Alpha v Beta 6 Integrin is a Specific Immunohistological Marker in the Diagnosis of Cholangiocarcinoma

Background and Aims: Hepatocellular carcinoma (HCC) and cholangiocarcinoma (CC) are the most common primary hepatic malignancies. Immunohistological differentiation of both tumors is pivotal for treatment and prognosis. Recently, alpha V beta 6 integrin (avb6) was found strongly upregulated in experimental biliary fibrosis and in patients with cholestatic liver disease, but its expression in primary liver cells and diagnostic applicability to distinguish primary cancers is unknown. Methods: 77 HCC and 73 CC paraffin-embedded tissues from patients who underwent partial hepatectomy were collected and immunostained for avb6 and the transcription factor Snail. Avb6 mRNA expression was quantified from CC and HCC tissues, and normal liver. Also, gene expression of the beta6 chain was quantified by RT-PCR in human cell lines including cholangiocarcinoma cells (TFK-1), hepatocellular carcinoma cells (HepG2), immortalized cholangiocytes (MMNK-1) and primary liver cells.

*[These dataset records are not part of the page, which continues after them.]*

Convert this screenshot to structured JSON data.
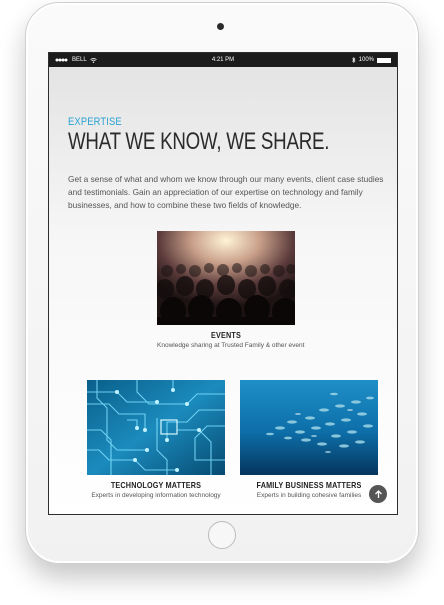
{
  "status_bar": {
    "carrier": "BELL",
    "time": "4:21 PM",
    "battery": "100%"
  },
  "page": {
    "eyebrow": "EXPERTISE",
    "headline": "WHAT WE KNOW, WE SHARE.",
    "intro": "Get a sense of what and whom we know through our many events, client case studies and testimonials. Gain an appreciation of our expertise on technology and family businesses, and how to combine these two fields of knowledge."
  },
  "cards": {
    "events": {
      "title": "EVENTS",
      "description": "Knowledge sharing at Trusted Family & other event"
    },
    "technology": {
      "title": "TECHNOLOGY MATTERS",
      "description": "Experts in developing information technology"
    },
    "family_business": {
      "title": "FAMILY BUSINESS MATTERS",
      "description": "Experts in building cohesive families"
    }
  },
  "colors": {
    "accent": "#2aa1d3",
    "heading": "#2b2b2b",
    "status_bar": "#1c1c1c"
  },
  "icons": {
    "scroll_top": "arrow-up-icon"
  }
}
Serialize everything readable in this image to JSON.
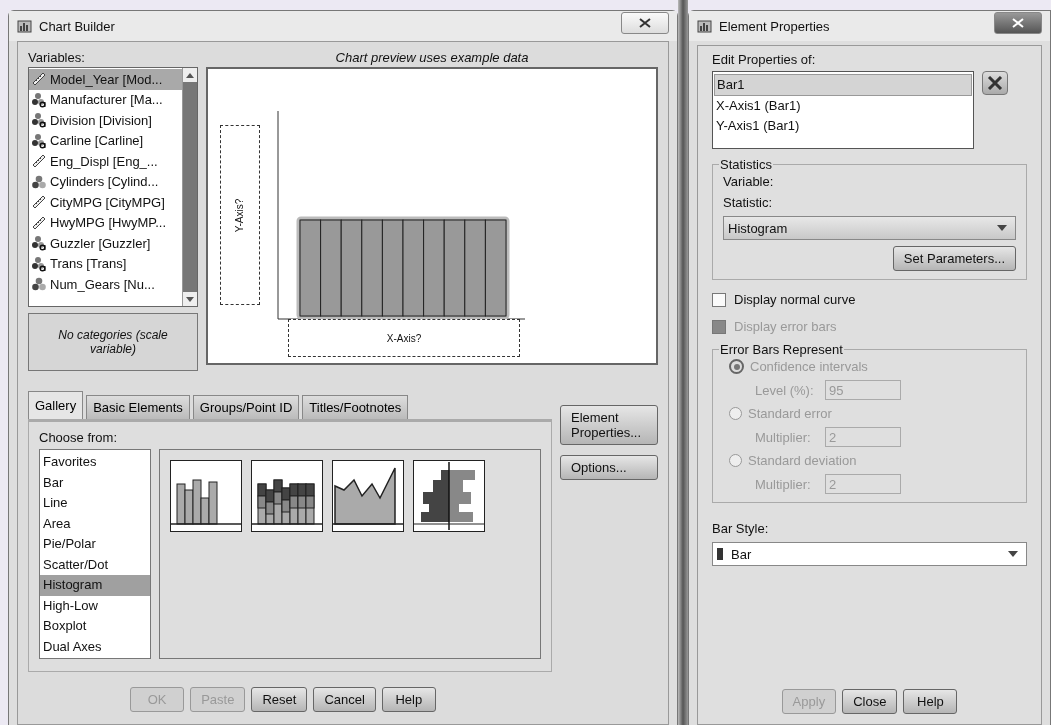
{
  "chart_builder": {
    "title": "Chart Builder",
    "variables_label": "Variables:",
    "variables": [
      {
        "name": "Model_Year [Mod...",
        "kind": "scale",
        "selected": true
      },
      {
        "name": "Manufacturer [Ma...",
        "kind": "nominal",
        "selected": false
      },
      {
        "name": "Division [Division]",
        "kind": "nominal",
        "selected": false
      },
      {
        "name": "Carline [Carline]",
        "kind": "nominal",
        "selected": false
      },
      {
        "name": "Eng_Displ [Eng_...",
        "kind": "scale",
        "selected": false
      },
      {
        "name": "Cylinders [Cylind...",
        "kind": "ordinal",
        "selected": false
      },
      {
        "name": "CityMPG [CityMPG]",
        "kind": "scale",
        "selected": false
      },
      {
        "name": "HwyMPG [HwyMP...",
        "kind": "scale",
        "selected": false
      },
      {
        "name": "Guzzler [Guzzler]",
        "kind": "nominal",
        "selected": false
      },
      {
        "name": "Trans [Trans]",
        "kind": "nominal",
        "selected": false
      },
      {
        "name": "Num_Gears [Nu...",
        "kind": "ordinal",
        "selected": false
      }
    ],
    "categories_note": "No categories (scale variable)",
    "preview_caption": "Chart preview uses example data",
    "y_axis_drop": "Y-Axis?",
    "x_axis_drop": "X-Axis?",
    "tabs": [
      {
        "label": "Gallery",
        "selected": true
      },
      {
        "label": "Basic Elements",
        "selected": false
      },
      {
        "label": "Groups/Point ID",
        "selected": false
      },
      {
        "label": "Titles/Footnotes",
        "selected": false
      }
    ],
    "choose_label": "Choose from:",
    "chart_types": [
      {
        "label": "Favorites",
        "selected": false
      },
      {
        "label": "Bar",
        "selected": false
      },
      {
        "label": "Line",
        "selected": false
      },
      {
        "label": "Area",
        "selected": false
      },
      {
        "label": "Pie/Polar",
        "selected": false
      },
      {
        "label": "Scatter/Dot",
        "selected": false
      },
      {
        "label": "Histogram",
        "selected": true
      },
      {
        "label": "High-Low",
        "selected": false
      },
      {
        "label": "Boxplot",
        "selected": false
      },
      {
        "label": "Dual Axes",
        "selected": false
      }
    ],
    "gallery": [
      {
        "kind": "simple"
      },
      {
        "kind": "stacked"
      },
      {
        "kind": "polygon"
      },
      {
        "kind": "pyramid"
      }
    ],
    "side_buttons": [
      {
        "label": "Element Properties..."
      },
      {
        "label": "Options..."
      }
    ],
    "buttons": [
      {
        "label": "OK",
        "disabled": true
      },
      {
        "label": "Paste",
        "disabled": true
      },
      {
        "label": "Reset",
        "disabled": false
      },
      {
        "label": "Cancel",
        "disabled": false
      },
      {
        "label": "Help",
        "disabled": false
      }
    ]
  },
  "element_properties": {
    "title": "Element Properties",
    "edit_label": "Edit Properties of:",
    "elements": [
      {
        "label": "Bar1",
        "selected": true
      },
      {
        "label": "X-Axis1 (Bar1)",
        "selected": false
      },
      {
        "label": "Y-Axis1 (Bar1)",
        "selected": false
      }
    ],
    "statistics": {
      "legend": "Statistics",
      "variable_label": "Variable:",
      "statistic_label": "Statistic:",
      "statistic": "Histogram",
      "set_parameters": "Set Parameters..."
    },
    "checkboxes": [
      {
        "label": "Display normal curve",
        "checked": false,
        "disabled": false
      },
      {
        "label": "Display error bars",
        "checked": false,
        "disabled": true
      }
    ],
    "error_bars": {
      "legend": "Error Bars Represent",
      "disabled": true,
      "options": [
        {
          "label": "Confidence intervals",
          "selected": true,
          "field_label": "Level (%):",
          "value": "95"
        },
        {
          "label": "Standard error",
          "selected": false,
          "field_label": "Multiplier:",
          "value": "2"
        },
        {
          "label": "Standard deviation",
          "selected": false,
          "field_label": "Multiplier:",
          "value": "2"
        }
      ]
    },
    "bar_style_label": "Bar Style:",
    "bar_style": "Bar",
    "buttons": [
      {
        "label": "Apply",
        "disabled": true
      },
      {
        "label": "Close",
        "disabled": false
      },
      {
        "label": "Help",
        "disabled": false
      }
    ]
  }
}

Results: Immunohistological staining for the beta6 receptor was strongly positive on proliferating biliary epithelia in 86% of CC specimens, whereas all HCC were negative. Tumor section positive for beta6 also stained positive for Snail. Beta6 mRNA expression was upregulated in CC tissues and about 100-fold higher compared to HCC and normal liver tissues. In vitro, an extremely high expression of the beta6 chain was detected in TFK-1 cells (73-fold), while expression in MMNK-1 cells was low, and absent in HepG2cells. No association with tumor grade, tumor location, pattern of tumor, fibrosis and mucin expression was found.

Conclusions: Avb6 is dramtically upregulated in CC and associates with expression of Snail indicating epithelial-to-mesenchymal transition. Avb6 can be considered a highly specific immunohistological marker for differentiating primary liver tumors.